As a woman of a certain age...late thirties FYI you have to start analyzing the direction your life is taking. More specifically what role you want your ovaries to play in this next phase of your life. They are either with you or against you.
I’m not going to say having children is heavily on my mind the way it used to be when I was younger or married for that matter. In fact, most days it’s not on my mind at all. Like when I’m brunching, traveling, randomly deciding to get up and go or just enjoying the peace of my solitude. Anyone who knows me knows that I have a ton of kids in my family I can be around who enjoy spending time with me. I absolutely adore my nephew and there is nothing I wouldn’t do for him. I’m not going to lie. I love our quality time. However, the fact that I can call my brother and say “hey come get your kid I’m tired” is quite satisfying.
The dating game at this stage is interesting. Very seldom do I meet men my age or older who don’t have any kids. I usually meet the ones who have “grown” children and don’t want any more or they have small children and not looking to add to the litter. I get it!
I do think about the younger men that I meet. The early thirties ones who are entrepreneurs, love what they do for a living and don’t feel pressure to be in a relationship because it may be a distraction to what they are trying to accomplish. We vibe on a different level, a creative level and certainly have a level of understanding. Building together sounds wonderful, but I hardly doubt they are thinking about my ovaries when we are laughing, sharing business ideas and clinking glasses. Hell, I’m not even thinking about them. I definitely enjoy the journey.

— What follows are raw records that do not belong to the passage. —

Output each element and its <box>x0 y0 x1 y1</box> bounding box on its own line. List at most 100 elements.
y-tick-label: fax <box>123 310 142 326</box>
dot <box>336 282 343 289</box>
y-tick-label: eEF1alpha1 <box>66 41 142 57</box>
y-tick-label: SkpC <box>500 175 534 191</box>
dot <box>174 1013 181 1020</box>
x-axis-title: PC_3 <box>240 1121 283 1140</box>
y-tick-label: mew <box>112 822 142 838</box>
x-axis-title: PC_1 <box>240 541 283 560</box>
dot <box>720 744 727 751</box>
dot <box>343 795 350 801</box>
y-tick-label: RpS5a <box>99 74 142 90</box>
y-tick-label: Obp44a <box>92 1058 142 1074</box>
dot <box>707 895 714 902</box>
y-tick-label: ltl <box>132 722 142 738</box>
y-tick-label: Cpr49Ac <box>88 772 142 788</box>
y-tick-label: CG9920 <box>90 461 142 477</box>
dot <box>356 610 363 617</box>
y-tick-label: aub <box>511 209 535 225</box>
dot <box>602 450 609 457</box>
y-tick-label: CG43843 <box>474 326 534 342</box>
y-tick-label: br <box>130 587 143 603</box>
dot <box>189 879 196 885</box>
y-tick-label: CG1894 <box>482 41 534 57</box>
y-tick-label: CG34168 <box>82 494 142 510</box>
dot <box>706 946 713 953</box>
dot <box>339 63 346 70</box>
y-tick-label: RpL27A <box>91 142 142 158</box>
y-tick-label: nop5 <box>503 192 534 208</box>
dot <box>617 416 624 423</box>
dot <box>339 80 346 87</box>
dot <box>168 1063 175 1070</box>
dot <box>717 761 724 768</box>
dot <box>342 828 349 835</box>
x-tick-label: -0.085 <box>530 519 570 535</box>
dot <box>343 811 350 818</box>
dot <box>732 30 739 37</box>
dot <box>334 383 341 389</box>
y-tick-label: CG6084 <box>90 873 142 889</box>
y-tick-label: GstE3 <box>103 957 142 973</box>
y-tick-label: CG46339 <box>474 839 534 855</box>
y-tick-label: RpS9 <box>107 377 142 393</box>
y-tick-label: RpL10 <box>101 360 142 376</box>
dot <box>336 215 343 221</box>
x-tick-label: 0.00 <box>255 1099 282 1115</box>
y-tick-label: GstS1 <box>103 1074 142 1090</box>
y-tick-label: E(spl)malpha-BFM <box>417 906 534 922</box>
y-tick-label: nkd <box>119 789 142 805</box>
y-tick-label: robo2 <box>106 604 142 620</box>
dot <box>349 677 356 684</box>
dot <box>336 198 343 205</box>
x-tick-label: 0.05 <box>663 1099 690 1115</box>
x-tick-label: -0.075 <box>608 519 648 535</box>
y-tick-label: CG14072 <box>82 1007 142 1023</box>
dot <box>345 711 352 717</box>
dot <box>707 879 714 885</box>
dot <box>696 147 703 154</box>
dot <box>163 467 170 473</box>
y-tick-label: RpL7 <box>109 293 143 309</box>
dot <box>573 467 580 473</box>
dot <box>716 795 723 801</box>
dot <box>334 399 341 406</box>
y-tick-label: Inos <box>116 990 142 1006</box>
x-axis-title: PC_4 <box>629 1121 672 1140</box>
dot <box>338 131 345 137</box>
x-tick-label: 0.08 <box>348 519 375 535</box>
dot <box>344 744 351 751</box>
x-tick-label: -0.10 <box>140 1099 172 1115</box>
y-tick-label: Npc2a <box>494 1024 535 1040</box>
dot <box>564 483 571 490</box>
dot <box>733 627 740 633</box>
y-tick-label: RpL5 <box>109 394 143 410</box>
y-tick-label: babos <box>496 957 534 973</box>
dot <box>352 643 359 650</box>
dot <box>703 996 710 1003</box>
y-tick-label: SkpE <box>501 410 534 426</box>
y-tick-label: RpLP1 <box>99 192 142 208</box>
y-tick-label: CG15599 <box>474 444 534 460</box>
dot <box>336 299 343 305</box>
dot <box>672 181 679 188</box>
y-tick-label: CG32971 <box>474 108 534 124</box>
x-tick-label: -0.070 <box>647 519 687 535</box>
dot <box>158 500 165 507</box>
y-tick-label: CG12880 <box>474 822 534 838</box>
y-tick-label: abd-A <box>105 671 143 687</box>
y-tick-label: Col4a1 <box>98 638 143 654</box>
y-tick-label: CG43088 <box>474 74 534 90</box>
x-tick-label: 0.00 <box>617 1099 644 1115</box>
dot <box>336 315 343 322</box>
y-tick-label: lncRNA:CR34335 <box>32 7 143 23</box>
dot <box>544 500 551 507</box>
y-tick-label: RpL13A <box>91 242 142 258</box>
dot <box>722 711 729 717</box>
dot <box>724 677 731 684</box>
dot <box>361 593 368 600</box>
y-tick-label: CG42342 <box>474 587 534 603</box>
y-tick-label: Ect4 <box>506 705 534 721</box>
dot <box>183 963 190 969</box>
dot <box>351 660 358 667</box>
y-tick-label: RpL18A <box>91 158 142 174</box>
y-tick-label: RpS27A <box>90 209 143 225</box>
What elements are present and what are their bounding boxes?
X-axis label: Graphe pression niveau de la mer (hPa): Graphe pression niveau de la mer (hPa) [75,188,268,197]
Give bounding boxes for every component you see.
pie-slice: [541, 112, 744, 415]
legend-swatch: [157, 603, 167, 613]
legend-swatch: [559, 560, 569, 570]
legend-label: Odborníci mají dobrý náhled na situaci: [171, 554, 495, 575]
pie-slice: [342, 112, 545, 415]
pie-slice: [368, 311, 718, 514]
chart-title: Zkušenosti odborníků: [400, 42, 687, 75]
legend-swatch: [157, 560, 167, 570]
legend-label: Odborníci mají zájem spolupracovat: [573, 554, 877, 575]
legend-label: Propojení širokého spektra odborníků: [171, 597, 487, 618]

The reality is this is a time sensitive chapter in my life. Yes, I look young and yes I know all these famous people are having their first kid well into their 40’s. I just don’t know if that is something I want to do. I’m not trying to pressure anyone into baby making with me. I’ve waited this long. I am not trying to be tied with a lame for the rest of my life just because my clock is ticking. My worst fear is to show up pregnant and the first words after a look of joyful confusion is “who’s the father.” I will not be treated like a Maury guest. Not on my watch. The man I’m supposed to be with will be fine with or without children. Either way we will be happy and live a life of abundance extremely satisfied.